The letters from the non-existent debt recovery service use the same threatening language that private debt collectors and solicitors use to chase overdue payments.

The SLC have hit back at the accusations, saying the Smith Lawson pseudonym was introduced as a “cost-saving exercise”, as conventional debt collection agencies require payment of commission.

But there is evidence that SLC has been sending warning letters under the fake Smith Lawson name since 2005 – meaning that up to tens of thousands of graduates will have been affected by the phony scheme.

Deborah McDonnells a recent University of Ulster graduate, is one of the thousands affected. After graduating last summer she received a letter at Christmas from the fictional “Smith Lawson Company” demanding payment by April this year.

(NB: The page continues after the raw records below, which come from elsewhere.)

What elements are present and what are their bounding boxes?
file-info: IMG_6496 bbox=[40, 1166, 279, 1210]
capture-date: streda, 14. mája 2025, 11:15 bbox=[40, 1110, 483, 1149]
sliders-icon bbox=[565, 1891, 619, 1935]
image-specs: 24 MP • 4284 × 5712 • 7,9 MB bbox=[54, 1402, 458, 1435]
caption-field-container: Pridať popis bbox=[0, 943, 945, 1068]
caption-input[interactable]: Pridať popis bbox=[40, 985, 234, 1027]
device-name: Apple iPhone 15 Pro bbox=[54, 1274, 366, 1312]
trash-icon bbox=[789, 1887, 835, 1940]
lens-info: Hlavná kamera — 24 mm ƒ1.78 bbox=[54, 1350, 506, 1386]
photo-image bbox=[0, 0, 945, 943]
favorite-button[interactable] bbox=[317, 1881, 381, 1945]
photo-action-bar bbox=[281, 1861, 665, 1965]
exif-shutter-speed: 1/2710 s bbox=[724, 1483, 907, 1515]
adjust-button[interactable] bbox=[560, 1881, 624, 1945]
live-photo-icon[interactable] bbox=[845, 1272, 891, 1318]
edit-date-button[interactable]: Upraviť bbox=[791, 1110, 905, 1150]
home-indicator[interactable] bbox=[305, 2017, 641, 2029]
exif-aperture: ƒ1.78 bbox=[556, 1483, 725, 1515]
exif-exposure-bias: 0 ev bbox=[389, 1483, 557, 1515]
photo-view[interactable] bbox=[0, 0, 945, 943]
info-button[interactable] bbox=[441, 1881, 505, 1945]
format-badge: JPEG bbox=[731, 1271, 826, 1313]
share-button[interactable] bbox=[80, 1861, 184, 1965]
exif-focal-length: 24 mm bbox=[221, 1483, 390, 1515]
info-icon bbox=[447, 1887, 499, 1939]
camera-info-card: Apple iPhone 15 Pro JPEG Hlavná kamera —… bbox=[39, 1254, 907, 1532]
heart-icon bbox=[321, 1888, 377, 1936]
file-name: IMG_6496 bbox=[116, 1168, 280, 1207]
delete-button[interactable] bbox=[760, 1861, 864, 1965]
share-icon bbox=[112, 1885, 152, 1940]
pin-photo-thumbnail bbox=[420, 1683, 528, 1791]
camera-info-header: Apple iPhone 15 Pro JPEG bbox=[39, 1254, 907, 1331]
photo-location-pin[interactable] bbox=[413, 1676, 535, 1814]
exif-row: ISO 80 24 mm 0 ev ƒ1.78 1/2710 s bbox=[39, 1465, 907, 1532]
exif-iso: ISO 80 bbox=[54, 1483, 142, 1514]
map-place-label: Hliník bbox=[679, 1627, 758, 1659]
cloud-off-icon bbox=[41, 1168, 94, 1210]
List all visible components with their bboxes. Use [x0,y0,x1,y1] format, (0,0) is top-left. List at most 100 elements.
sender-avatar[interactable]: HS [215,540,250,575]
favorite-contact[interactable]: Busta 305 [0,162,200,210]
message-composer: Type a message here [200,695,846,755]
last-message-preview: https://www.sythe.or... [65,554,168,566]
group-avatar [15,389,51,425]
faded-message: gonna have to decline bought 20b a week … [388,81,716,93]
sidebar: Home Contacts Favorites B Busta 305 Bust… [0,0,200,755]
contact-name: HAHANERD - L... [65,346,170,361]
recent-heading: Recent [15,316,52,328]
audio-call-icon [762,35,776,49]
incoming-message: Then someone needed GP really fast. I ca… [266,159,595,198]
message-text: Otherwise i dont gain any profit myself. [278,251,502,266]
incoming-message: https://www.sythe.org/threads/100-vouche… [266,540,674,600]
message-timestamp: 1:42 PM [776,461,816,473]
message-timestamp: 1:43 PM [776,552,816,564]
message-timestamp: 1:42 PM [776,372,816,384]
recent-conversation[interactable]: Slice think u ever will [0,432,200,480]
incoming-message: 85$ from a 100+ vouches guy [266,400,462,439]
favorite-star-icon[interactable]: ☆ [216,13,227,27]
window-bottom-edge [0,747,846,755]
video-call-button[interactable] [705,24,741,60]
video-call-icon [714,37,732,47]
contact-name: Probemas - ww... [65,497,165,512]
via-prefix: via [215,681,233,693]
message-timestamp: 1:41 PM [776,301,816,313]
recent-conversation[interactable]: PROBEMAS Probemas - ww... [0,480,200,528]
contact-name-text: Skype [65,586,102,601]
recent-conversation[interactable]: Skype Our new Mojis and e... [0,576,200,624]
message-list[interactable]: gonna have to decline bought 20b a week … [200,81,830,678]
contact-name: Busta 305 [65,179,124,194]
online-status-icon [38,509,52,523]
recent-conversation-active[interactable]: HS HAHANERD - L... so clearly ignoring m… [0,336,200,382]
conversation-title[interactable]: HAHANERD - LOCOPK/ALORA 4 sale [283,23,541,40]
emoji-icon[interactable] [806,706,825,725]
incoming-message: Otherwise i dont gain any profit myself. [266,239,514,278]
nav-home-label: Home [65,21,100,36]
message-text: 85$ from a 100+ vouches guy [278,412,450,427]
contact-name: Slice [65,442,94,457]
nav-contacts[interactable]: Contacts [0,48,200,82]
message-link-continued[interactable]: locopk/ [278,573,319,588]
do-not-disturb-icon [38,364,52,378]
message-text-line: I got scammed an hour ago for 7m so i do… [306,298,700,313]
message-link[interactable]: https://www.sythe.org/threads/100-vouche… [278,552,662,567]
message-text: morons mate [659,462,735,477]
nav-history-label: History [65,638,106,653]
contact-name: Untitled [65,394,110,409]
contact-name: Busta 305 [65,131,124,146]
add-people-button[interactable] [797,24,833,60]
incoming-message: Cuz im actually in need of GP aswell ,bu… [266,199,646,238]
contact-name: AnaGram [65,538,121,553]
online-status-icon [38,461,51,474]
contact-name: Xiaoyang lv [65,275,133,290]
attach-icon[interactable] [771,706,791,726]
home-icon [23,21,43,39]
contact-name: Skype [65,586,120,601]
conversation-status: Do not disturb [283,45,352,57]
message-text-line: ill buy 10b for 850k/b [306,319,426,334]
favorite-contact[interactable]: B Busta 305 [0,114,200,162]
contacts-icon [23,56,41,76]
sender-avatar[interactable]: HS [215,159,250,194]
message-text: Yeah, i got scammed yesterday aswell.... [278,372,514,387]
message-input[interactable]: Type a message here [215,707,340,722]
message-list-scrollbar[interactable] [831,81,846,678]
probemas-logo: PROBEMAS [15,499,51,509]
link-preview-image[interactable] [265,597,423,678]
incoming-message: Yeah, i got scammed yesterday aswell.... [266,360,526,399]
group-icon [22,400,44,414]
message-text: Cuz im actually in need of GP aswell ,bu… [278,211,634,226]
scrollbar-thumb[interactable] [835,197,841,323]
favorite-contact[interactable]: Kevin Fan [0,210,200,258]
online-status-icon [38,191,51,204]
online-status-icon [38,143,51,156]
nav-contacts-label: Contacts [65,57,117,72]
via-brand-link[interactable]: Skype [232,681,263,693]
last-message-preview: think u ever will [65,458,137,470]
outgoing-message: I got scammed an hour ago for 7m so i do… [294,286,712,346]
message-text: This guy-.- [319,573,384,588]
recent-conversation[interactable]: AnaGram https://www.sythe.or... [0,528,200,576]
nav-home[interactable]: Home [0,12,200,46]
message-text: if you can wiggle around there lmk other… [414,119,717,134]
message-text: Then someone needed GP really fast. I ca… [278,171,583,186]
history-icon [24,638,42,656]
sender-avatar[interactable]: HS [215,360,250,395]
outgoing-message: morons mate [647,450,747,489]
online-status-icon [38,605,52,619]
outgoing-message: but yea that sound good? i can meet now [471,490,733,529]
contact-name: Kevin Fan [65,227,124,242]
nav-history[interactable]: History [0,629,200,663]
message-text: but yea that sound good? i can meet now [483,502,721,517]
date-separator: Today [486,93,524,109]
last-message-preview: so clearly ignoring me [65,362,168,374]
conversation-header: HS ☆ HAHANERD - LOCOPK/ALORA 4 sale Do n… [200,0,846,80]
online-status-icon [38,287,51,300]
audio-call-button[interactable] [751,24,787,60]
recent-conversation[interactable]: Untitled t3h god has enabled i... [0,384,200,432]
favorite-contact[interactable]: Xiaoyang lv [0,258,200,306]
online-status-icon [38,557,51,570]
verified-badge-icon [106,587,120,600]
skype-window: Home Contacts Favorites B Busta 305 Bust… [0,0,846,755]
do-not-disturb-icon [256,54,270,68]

She said: “It basically said they had reviewed my situation and that I had to start making payments in April.

“I ignored the letter and rang student finance right away because I did freak out and I knew that I wouldn’t be expected to make payments at that time.

“Student finance confirmed I wasn’t meeting the salary threshold to start paying it back. They just said to ignore it but didn’t seem to be investigating it further.

“It was on headed paper and looked really official. It really is the last thing you expect when you graduate.”

And now, this shock revelation, coupled with Wonga’s phoney repayment letters, have triggered calls for a police inquiry into misrepresentation and harassment on the part of SLC.

The Office of Fair Trading have now ordered The Student Loans Company to change the misleading wording in the letters. The SLC now claim that the most recent letters do not claim to “for a client.”

The bullying approach was outlined in the training manual for the fake Smith Lawson Company, which advised staff to use “the threat of legal action” and the threat of a debt collector calling to speak to the student personally.

Currently, graduates only have to start paying back their student loan once they earn over £21,000 at a rate of 9% of their income.

Back in April The Tab reported that up to 3/4 of all graduates will never pay their loans back.

The total amount owed by all students ballooned to £54.4billion in 2013/14 following the introduction of £9,000-a-year tuition fees in 2012. At the same time, the arrears soared from £12.7million to £38.2million.